My father died 25 years ago at the age of 68, quite unexpectedly. He had a massive heart attack that didn’t kill him immediately, but did enough damage that the rest of his body could not function. When I was called to come to the hospital, I somehow knew he would not survive. I perceived it in my spirit and simply watched as the doctors tried to revive him and finally had to let nature take its course. It was his time to go. The Lord had other plans for him.

Over the last 25 years I’ve visited his grave only three times. He is buried in Southern California. On all of those visits I had the same thought. He is not here. Why are you standing here looking at the ground? There was just this feeling of emptiness. He was not there. Funny, but it just now occurred to me that the myrrh bearing women received the same message from the angel sitting at the empty tomb of the Lord! What a message that was and still is!

As I sat at the funeral Mass yesterday, I had the same thought. This man is not here. He has passed into the next life. I don’t know exactly where he is, but he is not here. Logically, this is an obvious statement. But what is the real message here?

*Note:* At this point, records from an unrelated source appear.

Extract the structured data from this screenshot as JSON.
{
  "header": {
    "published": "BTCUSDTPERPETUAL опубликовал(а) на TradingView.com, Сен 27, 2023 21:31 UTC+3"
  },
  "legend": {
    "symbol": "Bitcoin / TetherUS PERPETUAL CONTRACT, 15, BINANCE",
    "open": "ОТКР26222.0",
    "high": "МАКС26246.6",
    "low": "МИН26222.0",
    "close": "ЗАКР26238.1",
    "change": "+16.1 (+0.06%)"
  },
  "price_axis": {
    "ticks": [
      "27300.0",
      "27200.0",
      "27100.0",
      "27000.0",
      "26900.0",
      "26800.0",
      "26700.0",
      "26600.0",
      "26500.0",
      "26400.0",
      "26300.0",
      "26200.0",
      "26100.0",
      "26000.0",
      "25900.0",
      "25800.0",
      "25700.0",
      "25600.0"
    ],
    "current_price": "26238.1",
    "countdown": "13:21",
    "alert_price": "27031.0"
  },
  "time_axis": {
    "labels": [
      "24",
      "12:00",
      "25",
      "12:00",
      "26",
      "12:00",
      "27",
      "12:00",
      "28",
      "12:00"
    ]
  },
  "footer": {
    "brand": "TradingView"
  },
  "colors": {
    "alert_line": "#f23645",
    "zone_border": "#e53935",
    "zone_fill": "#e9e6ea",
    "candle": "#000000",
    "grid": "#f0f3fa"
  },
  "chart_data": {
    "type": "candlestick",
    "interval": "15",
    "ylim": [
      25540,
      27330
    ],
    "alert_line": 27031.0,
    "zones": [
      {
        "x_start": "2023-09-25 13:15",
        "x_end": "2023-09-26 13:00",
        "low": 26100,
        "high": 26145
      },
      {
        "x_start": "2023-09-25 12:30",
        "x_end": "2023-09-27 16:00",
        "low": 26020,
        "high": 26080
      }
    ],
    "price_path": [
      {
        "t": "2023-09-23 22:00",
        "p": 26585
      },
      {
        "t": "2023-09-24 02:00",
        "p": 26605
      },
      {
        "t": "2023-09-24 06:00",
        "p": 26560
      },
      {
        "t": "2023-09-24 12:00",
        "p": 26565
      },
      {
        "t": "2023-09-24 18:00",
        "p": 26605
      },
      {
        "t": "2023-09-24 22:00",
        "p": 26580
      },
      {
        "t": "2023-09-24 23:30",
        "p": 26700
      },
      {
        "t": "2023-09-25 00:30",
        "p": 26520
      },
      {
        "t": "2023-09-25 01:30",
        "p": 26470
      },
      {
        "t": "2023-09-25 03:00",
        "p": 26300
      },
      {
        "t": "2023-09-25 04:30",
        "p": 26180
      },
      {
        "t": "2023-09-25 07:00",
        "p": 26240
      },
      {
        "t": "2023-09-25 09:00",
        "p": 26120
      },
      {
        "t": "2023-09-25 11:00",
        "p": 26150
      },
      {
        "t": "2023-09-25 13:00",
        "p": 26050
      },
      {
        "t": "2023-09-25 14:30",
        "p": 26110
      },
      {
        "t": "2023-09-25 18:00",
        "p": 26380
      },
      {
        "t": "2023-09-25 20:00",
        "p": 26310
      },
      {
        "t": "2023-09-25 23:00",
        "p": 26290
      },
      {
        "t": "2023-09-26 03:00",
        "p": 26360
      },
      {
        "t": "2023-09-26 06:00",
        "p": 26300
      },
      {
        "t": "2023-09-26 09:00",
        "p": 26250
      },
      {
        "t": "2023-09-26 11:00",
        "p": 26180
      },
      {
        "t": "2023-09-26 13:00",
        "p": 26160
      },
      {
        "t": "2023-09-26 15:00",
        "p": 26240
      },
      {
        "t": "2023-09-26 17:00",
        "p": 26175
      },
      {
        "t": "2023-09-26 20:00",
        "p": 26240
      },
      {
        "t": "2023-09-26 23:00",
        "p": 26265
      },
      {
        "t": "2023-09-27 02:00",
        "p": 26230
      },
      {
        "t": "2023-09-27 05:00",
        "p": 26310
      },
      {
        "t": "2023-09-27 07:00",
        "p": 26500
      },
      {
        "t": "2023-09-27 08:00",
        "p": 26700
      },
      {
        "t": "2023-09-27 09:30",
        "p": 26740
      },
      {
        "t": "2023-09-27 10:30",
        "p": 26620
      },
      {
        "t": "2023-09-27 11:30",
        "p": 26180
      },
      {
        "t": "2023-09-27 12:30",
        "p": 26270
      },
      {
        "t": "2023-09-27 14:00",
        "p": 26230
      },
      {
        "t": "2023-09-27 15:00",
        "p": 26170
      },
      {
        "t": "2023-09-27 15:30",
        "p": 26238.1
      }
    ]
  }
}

Fr. Abbot has said that a funeral service is an opportunity for those who are present to look at the reality of death and to seriously reflect on it. I believe he is right. Look at that casket and realize, that will be me someday. My body will be taken away and placed in the grave. The question to ask ourselves is, “Where will my soul be?”

We know what Jesus Himself has said about death and the afterlife. Just before raising Lazarus from the dead He said to his sister Martha, “I am the resurrection and the life; he who believes in me though he die, yet shall he live.” John 11:25

So what is it that we believe? Do we believe that our soul will never die? And if so, then where will it go after death of the body? If Christ Himself has made it clear to us that believing in Him is necessary to have life after death, then maybe we need to answer these questions. How do we perceive death? Do we believe in personal accountability before God? Do we believe in Christ? Can we answer as Martha did when the Lord asked her “Do you believe this?” Can we say, “Yes Lord; I believe that you are the Christ, the Son of God, he who is coming into the world.” John 11:27

If we can answer the Lord in this way, then we have His promise of eternal life.
And His promises are true.

I will leave you with a final thought taken from a homily by St. Nikolai Velimirovic where he calls us to honest confrontation of our love for God.

“When shall I come and appear before God? Here is the irresistible yearning of true love for God. Shame on all who say that they believe in God, and love God, while the very thought of death – of leaving this world – drives them wild with fear.”

O Lord our God, holy, mighty and living – the Source of holiness, the Source of strength, the Source of life – illumine us and warm us with love for Thee.